Because in eternity, it’s not like the movie that we call our life just keeps playing and playing as if it were a cosmic Jerry Garcia solo. Eternity, being all of time, is no time. Compare it to the physical universe, which is in a constant state of expansion. We thought for centuries that the earth occupied a special, central place in the universe. Which, from one perspective, it does. But you can apply that perspective to any other spot in the universe and it would be special and central too.

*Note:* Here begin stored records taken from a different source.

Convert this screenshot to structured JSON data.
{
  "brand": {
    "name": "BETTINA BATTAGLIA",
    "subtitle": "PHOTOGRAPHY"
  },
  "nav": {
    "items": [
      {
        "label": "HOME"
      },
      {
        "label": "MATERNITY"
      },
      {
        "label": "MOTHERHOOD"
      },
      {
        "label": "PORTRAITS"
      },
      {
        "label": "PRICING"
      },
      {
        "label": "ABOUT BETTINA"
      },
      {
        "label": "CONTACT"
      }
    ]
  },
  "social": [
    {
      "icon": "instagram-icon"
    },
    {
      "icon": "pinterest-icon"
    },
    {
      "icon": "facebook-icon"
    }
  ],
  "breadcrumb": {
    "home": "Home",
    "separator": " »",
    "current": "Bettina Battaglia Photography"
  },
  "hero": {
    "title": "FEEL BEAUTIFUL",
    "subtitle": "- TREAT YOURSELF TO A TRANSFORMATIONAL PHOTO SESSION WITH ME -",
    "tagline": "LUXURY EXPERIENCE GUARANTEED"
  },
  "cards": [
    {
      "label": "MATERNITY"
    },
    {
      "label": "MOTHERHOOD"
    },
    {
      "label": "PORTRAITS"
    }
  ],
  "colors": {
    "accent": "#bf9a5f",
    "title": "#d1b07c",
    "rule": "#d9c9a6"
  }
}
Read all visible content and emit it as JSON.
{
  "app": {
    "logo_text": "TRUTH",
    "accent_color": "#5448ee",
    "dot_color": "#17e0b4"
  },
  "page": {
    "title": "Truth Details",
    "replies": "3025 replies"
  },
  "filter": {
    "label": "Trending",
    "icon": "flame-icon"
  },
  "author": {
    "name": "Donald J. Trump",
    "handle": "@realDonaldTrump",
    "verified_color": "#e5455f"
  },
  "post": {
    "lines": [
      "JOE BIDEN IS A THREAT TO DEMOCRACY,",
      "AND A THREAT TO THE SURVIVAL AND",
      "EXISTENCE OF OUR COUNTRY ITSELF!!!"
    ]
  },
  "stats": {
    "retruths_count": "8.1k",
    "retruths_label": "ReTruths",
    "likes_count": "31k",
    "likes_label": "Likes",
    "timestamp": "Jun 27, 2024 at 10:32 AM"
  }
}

So that’s the way it works with time. We apply special status to certain times and events. We also seem to think that we are moving from one event to the next, from one unique place in time to the next. But if eternity is a thing, then no particular place in time is any more significant than another. And we’re not moving anywhere. We are always, simply, here.
That may be good news, and it may be bad news. It seems like good news if your material situation is such that you’re pretty darn comfortable. It seems like bad news if you think your job is to work on making things better, bending the long arc of history toward justice. If you’re counting on being on the right side of a history that has neither sides nor existence, you’re pretty well screwed.
But consider this: as he stepped onto the Edmund Pettis bridge, toward a phalanx of state troopers and attack dogs, John Lewis said that he had to realize that the kingdom for which he longed in some way already existed. His job was not so much to bring it into existence as to make its reality visible in the midst of the feature film up there on the cave wall. It’s not about being vindicated on the future scorecard of history, but to realize that every moment is one of reckoning.
There’s something about that sense of immanent reckoning that pervades the a lot of great music, including the music of the Grateful Dead. Arguably, musicians have a more attuned sense of the precarious eternity of any given moment since they know that these particular notes will never, ever come together in just this way again. All of their lives, they work to perfect a craft and hone a set of skills to create invisible and fleeting waves in the air, dissipating into memories and, if they are lucky, grooves of vinyl, electromagnetic polarities, or strings of ones and zeroes. And yet they step on the stage again, chasing an ethereal experience in the belief, the faith, and the hope that it means something. Not necessarily in history, but right now.